Ной Буачидзе | страница 13



Буачидзе шел вдвоем с Нико Кикнадзе, земляком и школьным товарищем.

Рискнули спуститься в долину. У самого Кутаиса из придорожного духана вышел жандарм, окликнул их. Хорошо, что как раз в ту минуту к духану на собственном фаэтоне подкатил старик доктор, знакомый Кикнадзе. Полиция иногда приглашала его на вскрытия, прибегала к его услугам для освидетельствования бродяг, и врач пользовался репутацией благонадежного человека.

Жандарма снова отправили в духан промочить горло. Словоохотливый доктор поделился последними новостями губернский следователь по особо важным делам Сенкевич надеется сделать большую карьеру. Предстоит грандиозный процесс: провозглашение мятежной Квирильско-Белогорской республики, вооруженное нападение и убийство чинов армии и полиции, захват тоннеля, и прочее, и прочее. По каждой статье — смертная казнь!

Ной не стерпел, деликатно поинтересовался, многих ли уже арестовали. Оказалось, что Сенкевич покуда недоволен. Главари куда-то исчезли. Из Тифлиса затребовали опытных филеров, поговаривают, будто прибыл знаменитый сыщик Фукс.

Доктор покатил на фаэтоне дальше. Отошли от духана и Ной с Нико. Внезапно Буачидзе остановился, попросил друга повернуться лицом к белевшей на горизонте громаде Кавказского хребта. Показал:

— Вон она, наша дорога.

Кикнадзе не сразу решился:

— Пропадем там, замерзнем или сорвемся в пропасть с обледенелой тропы — зима, метели, в двух шагах ничего не видно. Если не представляешь, что делается на Главном хребте, вспомни, даже в наших имеретинских горах сейчас никнут к земле лохматые от снега деревья.

Ной настаивал:

— Идем! По крайней мере лишим следователя удовольствия сделать карьеру.

По ущельям добрались до Верхней Рачи. Буачидзе заметно повеселел, пообещал товарищу роскошный ужин, если они прибавят шагу и до темноты успеют в село Никорцминда.

— Я там учительствовал после окончания краткосрочных курсов, — напомнил Самуил, — и организовал первый в Рачинском уезде социал-демократический кружок и первое профессиональное объединение учителей.

Надежды Самуила оправдались. У крестьян удалось достать продукты и теплую одежду. Нашелся и проводник.

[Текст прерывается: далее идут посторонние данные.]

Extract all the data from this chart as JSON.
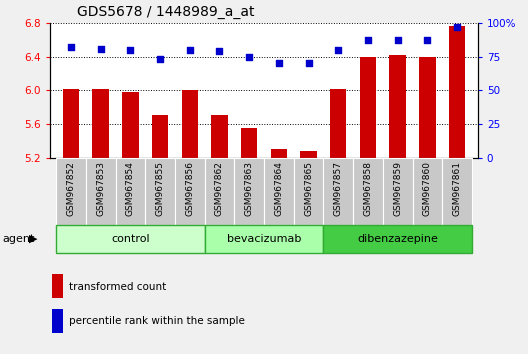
{
  "title": "GDS5678 / 1448989_a_at",
  "samples": [
    "GSM967852",
    "GSM967853",
    "GSM967854",
    "GSM967855",
    "GSM967856",
    "GSM967862",
    "GSM967863",
    "GSM967864",
    "GSM967865",
    "GSM967857",
    "GSM967858",
    "GSM967859",
    "GSM967860",
    "GSM967861"
  ],
  "bar_values": [
    6.02,
    6.02,
    5.98,
    5.7,
    6.0,
    5.7,
    5.55,
    5.3,
    5.28,
    6.02,
    6.4,
    6.42,
    6.4,
    6.77
  ],
  "percentile_values": [
    82,
    81,
    80,
    73,
    80,
    79,
    75,
    70,
    70,
    80,
    87,
    87,
    87,
    97
  ],
  "bar_color": "#cc0000",
  "dot_color": "#0000cc",
  "ylim_left": [
    5.2,
    6.8
  ],
  "ylim_right": [
    0,
    100
  ],
  "yticks_left": [
    5.2,
    5.6,
    6.0,
    6.4,
    6.8
  ],
  "yticks_right": [
    0,
    25,
    50,
    75,
    100
  ],
  "groups": [
    {
      "label": "control",
      "start": 0,
      "end": 5,
      "color": "#ccffcc"
    },
    {
      "label": "bevacizumab",
      "start": 5,
      "end": 9,
      "color": "#aaffaa"
    },
    {
      "label": "dibenzazepine",
      "start": 9,
      "end": 14,
      "color": "#44cc44"
    }
  ],
  "agent_label": "agent",
  "legend_bar_label": "transformed count",
  "legend_dot_label": "percentile rank within the sample",
  "bg_color": "#f0f0f0",
  "plot_bg_color": "#ffffff",
  "tick_label_bg": "#c8c8c8",
  "grid_color": "#000000",
  "title_fontsize": 10,
  "tick_fontsize": 7.5
}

Правда, он не ручался за успех: кажется, зимой еще никто не ходил за перевал.

Перед зарей покинули гостеприимное село. Снова — сумрачное ущелье Риона и его всегда беспокойного притока Чанчаха. Над головой нависли тяжелые серо-черные облака. Повалил снег. Где-то в стороне, за дубовыми и буковыми лесами, осталось Шови. До Мамисонского перевала двадцать пять километров. Все выше и выше по водораздельному хребту. Быстро стемнело. Завернулись в бурки, легли, прижавшись друг к другу. Проводник рассказывал: летом здесь очень красиво, природа щедро разбрасывает по альпийским лугам цветы и травы. Даже утренний туман, пронизанный косыми солнечными лучами, приобретает розово-красный оттенок. Высокие травы, колеблемые ветром, напоминают море, подернутое зыбью. Только несравненно ярче их краски…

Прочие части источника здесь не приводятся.